We need to remember that Fock states do not only contain particle-number degrees of freedom but also the other degrees of freedom in the theory, namely the spatiotemporal degrees of freedom. Therefore, when we produce a one-particle state using $\phi^c(x)$, we can multiply it with some mode function and integrate over $x$ to specify the spatiotemporal degrees of freedom of that state. The requirement for normalization is then carried by the properties of that mode function. If we don't do it that way, we get something that may not be a well-defined state because it is not properly normalized.

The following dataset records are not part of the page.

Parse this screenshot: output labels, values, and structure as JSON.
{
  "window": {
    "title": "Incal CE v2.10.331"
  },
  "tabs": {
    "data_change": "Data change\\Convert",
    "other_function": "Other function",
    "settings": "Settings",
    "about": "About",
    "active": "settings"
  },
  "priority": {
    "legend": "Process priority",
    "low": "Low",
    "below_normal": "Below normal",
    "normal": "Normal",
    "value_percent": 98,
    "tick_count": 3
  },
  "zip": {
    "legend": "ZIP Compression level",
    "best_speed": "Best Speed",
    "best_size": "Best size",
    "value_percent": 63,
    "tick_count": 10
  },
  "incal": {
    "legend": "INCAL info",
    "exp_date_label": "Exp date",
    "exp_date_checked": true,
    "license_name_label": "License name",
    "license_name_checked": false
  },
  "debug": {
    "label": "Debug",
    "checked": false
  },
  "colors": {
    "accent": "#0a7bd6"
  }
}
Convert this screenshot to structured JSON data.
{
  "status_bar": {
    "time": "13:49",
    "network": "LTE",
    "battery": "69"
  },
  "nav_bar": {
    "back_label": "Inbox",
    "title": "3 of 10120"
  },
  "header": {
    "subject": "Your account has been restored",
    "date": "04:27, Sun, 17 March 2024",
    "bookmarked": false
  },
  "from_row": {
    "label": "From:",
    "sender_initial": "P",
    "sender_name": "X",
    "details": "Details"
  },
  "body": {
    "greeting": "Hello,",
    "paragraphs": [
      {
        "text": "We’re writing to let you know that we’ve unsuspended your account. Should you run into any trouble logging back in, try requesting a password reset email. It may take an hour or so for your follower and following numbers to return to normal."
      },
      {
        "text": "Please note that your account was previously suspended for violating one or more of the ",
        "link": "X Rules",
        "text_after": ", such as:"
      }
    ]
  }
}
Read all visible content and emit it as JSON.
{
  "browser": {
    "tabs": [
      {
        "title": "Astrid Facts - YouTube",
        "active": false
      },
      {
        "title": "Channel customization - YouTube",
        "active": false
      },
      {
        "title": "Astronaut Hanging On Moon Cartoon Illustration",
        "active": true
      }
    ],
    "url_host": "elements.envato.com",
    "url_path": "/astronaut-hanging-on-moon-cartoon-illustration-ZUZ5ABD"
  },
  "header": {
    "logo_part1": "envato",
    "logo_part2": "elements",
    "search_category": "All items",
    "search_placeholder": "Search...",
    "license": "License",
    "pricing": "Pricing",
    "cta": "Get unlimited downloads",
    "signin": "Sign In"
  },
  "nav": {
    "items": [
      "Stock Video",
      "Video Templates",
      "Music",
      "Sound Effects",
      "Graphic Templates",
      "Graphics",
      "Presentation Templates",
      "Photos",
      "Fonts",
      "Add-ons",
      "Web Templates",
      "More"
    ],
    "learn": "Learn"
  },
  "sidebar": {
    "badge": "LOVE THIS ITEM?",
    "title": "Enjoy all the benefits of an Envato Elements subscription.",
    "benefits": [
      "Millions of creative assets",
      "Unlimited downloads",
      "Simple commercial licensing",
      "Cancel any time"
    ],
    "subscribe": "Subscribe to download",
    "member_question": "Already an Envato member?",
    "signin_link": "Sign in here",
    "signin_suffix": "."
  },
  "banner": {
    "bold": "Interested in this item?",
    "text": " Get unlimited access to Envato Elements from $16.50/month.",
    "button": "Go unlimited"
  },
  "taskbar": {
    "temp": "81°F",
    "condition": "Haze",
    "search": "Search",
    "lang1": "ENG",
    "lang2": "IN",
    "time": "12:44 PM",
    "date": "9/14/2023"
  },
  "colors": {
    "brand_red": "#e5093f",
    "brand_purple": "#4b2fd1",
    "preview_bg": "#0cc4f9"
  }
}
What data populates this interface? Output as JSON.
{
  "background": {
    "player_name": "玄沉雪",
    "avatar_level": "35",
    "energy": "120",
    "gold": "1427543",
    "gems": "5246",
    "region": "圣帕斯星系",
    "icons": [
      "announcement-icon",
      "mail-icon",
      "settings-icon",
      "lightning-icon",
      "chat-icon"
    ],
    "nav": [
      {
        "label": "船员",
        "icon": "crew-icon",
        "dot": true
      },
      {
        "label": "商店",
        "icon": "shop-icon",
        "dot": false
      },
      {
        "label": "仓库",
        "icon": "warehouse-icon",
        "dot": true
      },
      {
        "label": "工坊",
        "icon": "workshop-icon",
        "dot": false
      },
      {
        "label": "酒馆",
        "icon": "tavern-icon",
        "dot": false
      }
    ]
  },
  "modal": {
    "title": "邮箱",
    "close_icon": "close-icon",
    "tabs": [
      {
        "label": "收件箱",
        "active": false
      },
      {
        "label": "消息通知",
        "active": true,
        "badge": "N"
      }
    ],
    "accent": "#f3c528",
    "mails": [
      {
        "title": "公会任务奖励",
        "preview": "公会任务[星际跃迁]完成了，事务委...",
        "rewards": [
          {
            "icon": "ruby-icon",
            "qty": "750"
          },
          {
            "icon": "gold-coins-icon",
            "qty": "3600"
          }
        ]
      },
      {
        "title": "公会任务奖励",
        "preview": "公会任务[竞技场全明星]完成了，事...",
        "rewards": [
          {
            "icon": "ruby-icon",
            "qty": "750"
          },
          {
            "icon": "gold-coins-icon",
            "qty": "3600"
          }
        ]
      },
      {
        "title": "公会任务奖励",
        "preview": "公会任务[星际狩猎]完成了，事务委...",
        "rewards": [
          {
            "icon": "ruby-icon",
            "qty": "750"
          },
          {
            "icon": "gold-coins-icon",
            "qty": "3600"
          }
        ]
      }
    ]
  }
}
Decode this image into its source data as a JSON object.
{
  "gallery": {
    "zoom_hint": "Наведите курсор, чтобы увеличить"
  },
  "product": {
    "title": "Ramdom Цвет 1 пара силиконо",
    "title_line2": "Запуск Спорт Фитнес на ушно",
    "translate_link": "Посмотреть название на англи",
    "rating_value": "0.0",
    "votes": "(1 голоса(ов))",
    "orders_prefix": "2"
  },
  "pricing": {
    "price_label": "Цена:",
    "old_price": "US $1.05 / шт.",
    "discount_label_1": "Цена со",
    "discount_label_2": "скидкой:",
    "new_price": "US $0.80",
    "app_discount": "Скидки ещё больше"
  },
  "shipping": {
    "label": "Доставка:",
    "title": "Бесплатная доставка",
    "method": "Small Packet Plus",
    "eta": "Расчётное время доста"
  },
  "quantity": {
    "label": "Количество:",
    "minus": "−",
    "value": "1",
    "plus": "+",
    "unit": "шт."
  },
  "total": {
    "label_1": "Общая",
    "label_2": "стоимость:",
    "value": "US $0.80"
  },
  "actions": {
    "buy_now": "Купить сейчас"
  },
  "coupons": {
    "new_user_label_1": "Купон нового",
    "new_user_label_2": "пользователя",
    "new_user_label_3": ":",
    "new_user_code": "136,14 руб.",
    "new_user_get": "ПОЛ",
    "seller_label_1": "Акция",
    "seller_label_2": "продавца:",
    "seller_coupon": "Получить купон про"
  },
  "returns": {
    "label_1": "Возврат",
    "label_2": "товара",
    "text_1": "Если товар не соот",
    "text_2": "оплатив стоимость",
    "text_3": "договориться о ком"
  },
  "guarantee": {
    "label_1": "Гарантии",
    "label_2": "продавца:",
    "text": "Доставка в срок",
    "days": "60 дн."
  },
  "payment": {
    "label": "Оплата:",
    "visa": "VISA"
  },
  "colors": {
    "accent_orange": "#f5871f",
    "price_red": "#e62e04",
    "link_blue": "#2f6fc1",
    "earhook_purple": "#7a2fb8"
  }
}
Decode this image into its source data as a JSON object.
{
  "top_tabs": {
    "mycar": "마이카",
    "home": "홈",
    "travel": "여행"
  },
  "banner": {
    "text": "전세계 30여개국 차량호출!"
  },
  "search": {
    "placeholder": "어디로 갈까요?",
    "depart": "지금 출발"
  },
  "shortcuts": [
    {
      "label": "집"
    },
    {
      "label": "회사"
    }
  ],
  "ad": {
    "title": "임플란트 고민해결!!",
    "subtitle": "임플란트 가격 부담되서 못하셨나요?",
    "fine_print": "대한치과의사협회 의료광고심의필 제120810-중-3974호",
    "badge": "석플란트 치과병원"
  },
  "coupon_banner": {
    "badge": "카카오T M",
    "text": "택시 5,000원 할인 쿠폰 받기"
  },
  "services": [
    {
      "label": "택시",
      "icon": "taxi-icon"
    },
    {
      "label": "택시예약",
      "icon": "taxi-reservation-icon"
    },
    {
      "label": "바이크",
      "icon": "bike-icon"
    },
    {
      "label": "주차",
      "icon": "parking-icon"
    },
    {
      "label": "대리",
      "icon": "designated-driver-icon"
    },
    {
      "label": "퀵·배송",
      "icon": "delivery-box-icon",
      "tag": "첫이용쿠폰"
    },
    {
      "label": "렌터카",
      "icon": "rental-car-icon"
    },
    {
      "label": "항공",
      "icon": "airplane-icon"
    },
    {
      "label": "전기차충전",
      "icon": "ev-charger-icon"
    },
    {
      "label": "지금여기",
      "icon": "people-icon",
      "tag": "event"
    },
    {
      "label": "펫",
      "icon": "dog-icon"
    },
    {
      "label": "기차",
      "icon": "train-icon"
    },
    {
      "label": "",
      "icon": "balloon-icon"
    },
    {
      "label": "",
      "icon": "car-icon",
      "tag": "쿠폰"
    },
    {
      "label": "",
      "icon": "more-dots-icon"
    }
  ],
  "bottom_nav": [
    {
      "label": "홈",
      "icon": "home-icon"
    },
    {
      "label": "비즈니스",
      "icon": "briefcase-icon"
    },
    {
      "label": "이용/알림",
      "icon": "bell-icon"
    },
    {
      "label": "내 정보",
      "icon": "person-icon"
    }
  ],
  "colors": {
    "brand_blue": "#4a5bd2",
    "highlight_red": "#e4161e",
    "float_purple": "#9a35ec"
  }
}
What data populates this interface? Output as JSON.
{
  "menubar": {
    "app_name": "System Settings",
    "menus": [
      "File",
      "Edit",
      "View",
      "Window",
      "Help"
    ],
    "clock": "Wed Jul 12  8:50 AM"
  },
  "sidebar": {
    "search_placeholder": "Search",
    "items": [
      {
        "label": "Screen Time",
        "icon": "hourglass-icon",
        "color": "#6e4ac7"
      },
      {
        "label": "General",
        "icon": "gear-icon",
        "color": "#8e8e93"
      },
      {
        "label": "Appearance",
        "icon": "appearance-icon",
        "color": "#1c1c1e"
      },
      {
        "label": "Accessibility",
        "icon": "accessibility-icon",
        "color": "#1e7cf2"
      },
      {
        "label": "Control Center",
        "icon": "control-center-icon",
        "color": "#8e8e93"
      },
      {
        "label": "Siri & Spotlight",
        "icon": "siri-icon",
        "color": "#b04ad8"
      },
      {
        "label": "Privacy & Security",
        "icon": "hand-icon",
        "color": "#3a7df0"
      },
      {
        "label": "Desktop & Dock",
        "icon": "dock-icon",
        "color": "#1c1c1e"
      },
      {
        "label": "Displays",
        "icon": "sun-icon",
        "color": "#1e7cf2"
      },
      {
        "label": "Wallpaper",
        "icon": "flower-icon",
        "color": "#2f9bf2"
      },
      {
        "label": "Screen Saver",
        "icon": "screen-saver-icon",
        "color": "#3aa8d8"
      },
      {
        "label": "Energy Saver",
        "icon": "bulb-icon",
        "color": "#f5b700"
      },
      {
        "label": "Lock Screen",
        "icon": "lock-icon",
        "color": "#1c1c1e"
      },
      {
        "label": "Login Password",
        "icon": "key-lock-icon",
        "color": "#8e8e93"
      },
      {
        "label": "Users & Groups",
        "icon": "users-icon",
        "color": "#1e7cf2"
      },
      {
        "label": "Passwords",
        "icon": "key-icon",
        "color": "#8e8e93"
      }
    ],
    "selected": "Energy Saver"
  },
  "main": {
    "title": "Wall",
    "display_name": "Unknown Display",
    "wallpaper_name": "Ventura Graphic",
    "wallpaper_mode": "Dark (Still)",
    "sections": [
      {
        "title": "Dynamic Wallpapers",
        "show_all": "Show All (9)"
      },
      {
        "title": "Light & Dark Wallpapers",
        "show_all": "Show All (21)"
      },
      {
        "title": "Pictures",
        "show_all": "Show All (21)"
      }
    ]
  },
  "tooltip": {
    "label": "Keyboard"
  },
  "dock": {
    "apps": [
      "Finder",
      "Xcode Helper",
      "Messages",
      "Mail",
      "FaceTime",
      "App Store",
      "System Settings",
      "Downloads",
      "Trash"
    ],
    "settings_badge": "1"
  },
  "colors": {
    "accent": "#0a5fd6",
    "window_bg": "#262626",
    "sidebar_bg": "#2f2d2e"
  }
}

To avoid this issue of normalization, let's define a single-mode creation operator as $$ \phi_0^{\dagger} = \int \phi^c(x) f_0(x) \text{d}x . $$ By using only $\phi_0^{\dagger}$, we are restricting ourselves to the part of the Hilbert space that only deals with states having the spatiotemporal degrees of freedom defined by $f_0$.

When $\phi_0^{\dagger}$ operates on the vacuum it produces a one-particle Fock state $$ \phi_0^{\dagger}|\text{vac}\rangle = |1\rangle . $$ To produce Fock states with more particles, we need to apply $\phi_0$ multiple times. For example an $n$-particle Fock state is given by $$ \frac{1}{\sqrt{n!}}\left(\phi_0^{\dagger}\right)^n|\text{vac}\rangle = |n\rangle . $$ Note the factor in front which is required for normalization.

To address the comment: what happens when the field operator is applied to the Fock states? Again, we can separate the field operator into the two parts. If the creating part is applied to a Fock state it adds another particle to the state, but again we need to be careful with the normalization. So if we again use $\phi_0^{\dagger}$, we get $$ \phi_0^{\dagger}|n\rangle = |n+1\rangle \sqrt{n+1} . $$

When the annihilating part of the field operator is applied to a Fock state, it removes a particle. To do the calculation correctly, we need to use the equal-time commutation relations. It reads$^a$ $$ [\phi^a(\mathbf{x},t), \phi^c(\mathbf{y},t)] = \delta(\mathbf{x}- \mathbf{y}) . $$ Then for the single mode operators, we have $$ [\phi_0, \phi_0^{\dagger}] = 1 , $$ thanks to the normalization. Now we can apply the single-mode annihilation operator to the single particle Fock state $$ \phi_0|1\rangle=\phi_0\phi_0^{\dagger}|\text{vac}\rangle =[\phi_0,\phi_0^{\dagger}]|\text{vac}\rangle = |\text{vac}\rangle . $$ It can be generalized for the case of a multi particle Fock state.

Hopes this explanation clarifies some of those misconceptions. Let me know if there are more issues.

$a$: It may be better to do these commutations in the momentum basis. What follows is a bit hand wavy.